点击进入该条目后，可以发现功能一栏中赫然记载着ZBTB38是一个可以结合DNA的转录调节因子。细胞定位一栏也发现该蛋白定位于细胞核以及染色质。这些信息已经明确指向了ZBTB38极有可能以转录因子的身份调控和肿瘤细胞增殖、迁移相关的基因。因此，作者采用了染色质免疫沉淀（Chromatin immunoprecipitation assay, ChIP）结合转录组测序（RNA-seq）联合分析的办法，对ChIP-seq发现的差异富集峰和转录组测序的差异基因做交集，从而锁定了一个潜在的关键基因——DKK1。

由于DKK1也是一个编码基因，我们可以如法炮制从蛋白数据库中获取DKK1蛋白功能的描述。从数据库描述中可以看到，DKK1是一个分泌蛋白，可以通过抑制LRP5/6的方式对Wnt通路起到拮抗作用。而众所周知，Wnt通路的活动和细胞的增殖活力息息相关。因此ZBTB38很有可能通过促进DKK1表达从而影响肿瘤细胞的增殖、迁移。

图4 ChIP结合RNA-seq实验发现ZBTB38的潜在作用靶标DKK1

在发现新的靶标之后，我们依然需要遵循“先明确表型，再探索机制”的规律对DKK1基因的功能进行研究。由于ZBTB38作为转录因子可以促进DKK1基因表达，因此作者在过表达ZBTB38的前列腺癌细胞系中敲低了DKK1的水平并对样本的增殖、迁移能力进行了检测。结果显示敲低DKK1水平确实可以部分恢复过表达ZBTB38导致的前列腺癌增殖、迁移能力下降的现象（图5）。这也提示DKK1作为ZBTB38的下游靶标起到了抑制癌症发生的作用。

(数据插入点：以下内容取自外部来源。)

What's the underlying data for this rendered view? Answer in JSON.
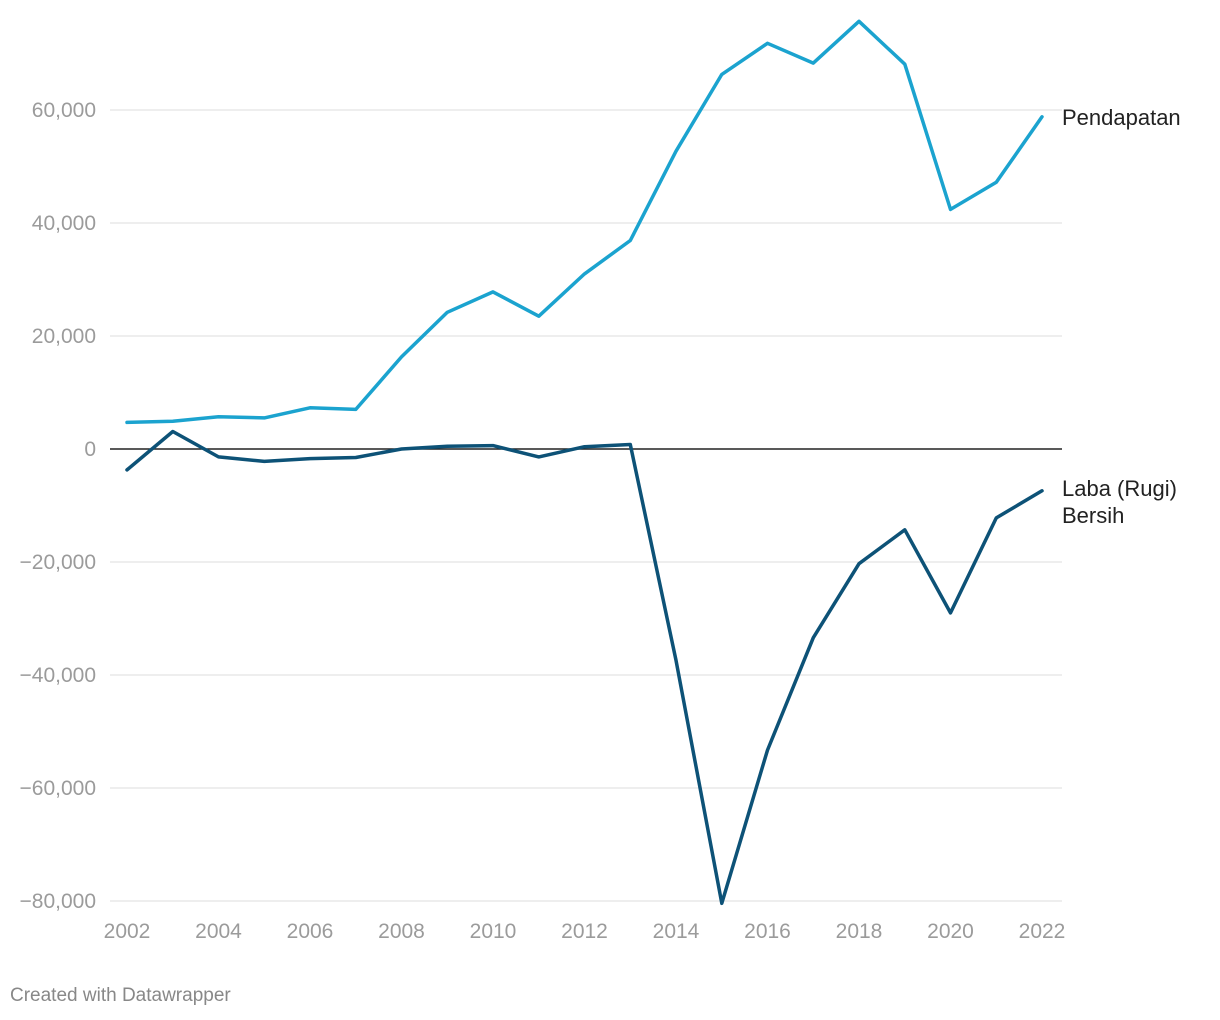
{
  "chart_data": {
    "type": "line",
    "title": "",
    "xlabel": "",
    "ylabel": "",
    "x": [
      2002,
      2003,
      2004,
      2005,
      2006,
      2007,
      2008,
      2009,
      2010,
      2011,
      2012,
      2013,
      2014,
      2015,
      2016,
      2017,
      2018,
      2019,
      2020,
      2021,
      2022
    ],
    "xticks": [
      "2002",
      "2004",
      "2006",
      "2008",
      "2010",
      "2012",
      "2014",
      "2016",
      "2018",
      "2020",
      "2022"
    ],
    "ylim": [
      -80000,
      75000
    ],
    "yticks": [
      60000,
      40000,
      20000,
      0,
      -20000,
      -40000,
      -60000,
      -80000
    ],
    "ytick_labels": [
      "60,000",
      "40,000",
      "20,000",
      "0",
      "−20,000",
      "−40,000",
      "−60,000",
      "−80,000"
    ],
    "grid": true,
    "series": [
      {
        "name": "Pendapatan",
        "label_lines": [
          "Pendapatan"
        ],
        "color": "#1ba3cf",
        "values": [
          4700,
          4900,
          5700,
          5500,
          7300,
          7000,
          16300,
          24200,
          27800,
          23500,
          31000,
          36900,
          52700,
          66300,
          71800,
          68300,
          75700,
          68100,
          42400,
          47200,
          58800
        ]
      },
      {
        "name": "Laba (Rugi) Bersih",
        "label_lines": [
          "Laba (Rugi)",
          "Bersih"
        ],
        "color": "#0d5277",
        "values": [
          -3700,
          3100,
          -1400,
          -2200,
          -1700,
          -1500,
          0,
          500,
          600,
          -1400,
          400,
          800,
          -37400,
          -80400,
          -53300,
          -33400,
          -20300,
          -14300,
          -29000,
          -12200,
          -7400
        ]
      }
    ]
  },
  "footer": "Created with Datawrapper"
}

图5 敲低DKK1可以逆转ZBTB38过表达引起的前列腺癌抑制现象

上述研究作者成功发现并鉴定了一个抑制前列腺癌发生的关键基因ZBTB38并表明其可以通过促进下游基因DKK1表达的方式遏制肿瘤细胞的增殖和迁移。接下来作者将目光投向ZBTB38的上游，探索ZBTB38的DNA结合和转录调节功能受到何种上游因素的调控。我们知道在生物过程中，蛋白行使功能往往不是单打独斗，而往往会和其他蛋白组成复合体共同发挥作用，这一过程则离不开蛋白与蛋白间的互作。本文中，为了探索ZBTB38蛋白与其他蛋白存在的潜在互作关系，作者构建了融合flag标签的编码ZBTB38蛋白的载体并通过转染的手段在前列腺癌细胞中过表达了ZBTB38蛋白。通过蛋白质免疫共沉淀（Co-immunoprecipitation，coIP）实验结合质谱分析，作者发现了一个和ZBTB38蛋白存在互作关系的蛋白PRKDC。PRKDC是一种DNA依赖性蛋白激酶的亚基，以往的研究报道也表明PRKDC与DNA损伤修复以及多种癌症的发生存在紧密的联系。

图6 PRKDC可以与ZBTB38结合并影响后者的转录调控功能

为了验证PRKDC和ZBTB38蛋白的互作关系，作者采用WB手段进一步确认IP产物中存在PRKDC蛋白。而采用RNA干扰的方式下调PRKDC的RNA水平则抑制了前列腺癌细胞的增殖和迁移并上调了DKK1的蛋白水平。这提示PRKDC可能作为ZBTB38的上游调控因子，磷酸化并抑制ZBTB38对DKK1表达水平的促进作用。

至此，本文围绕着ZBTB38这个关键基因，探讨了其在前列腺癌发生中的作用和上下游调控通路，论文篇幅较短但是结构完整。从这篇研究中我们可以提炼一个简单的基因功能研究的思路，可以总结为：目标基因发现-目标基因功能验证-分子互作实验寻找上/下游互作蛋白/基因-继续验证寻找到的上下游基因功能。

当然，也正是由于篇幅限制，本文并未详细讨论ZBTB38调控DKK1表达的具体方式、结合位点，以及ZBTB38蛋白的磷酸化对其功能的影响，这也是留给未来探索的潜在方向。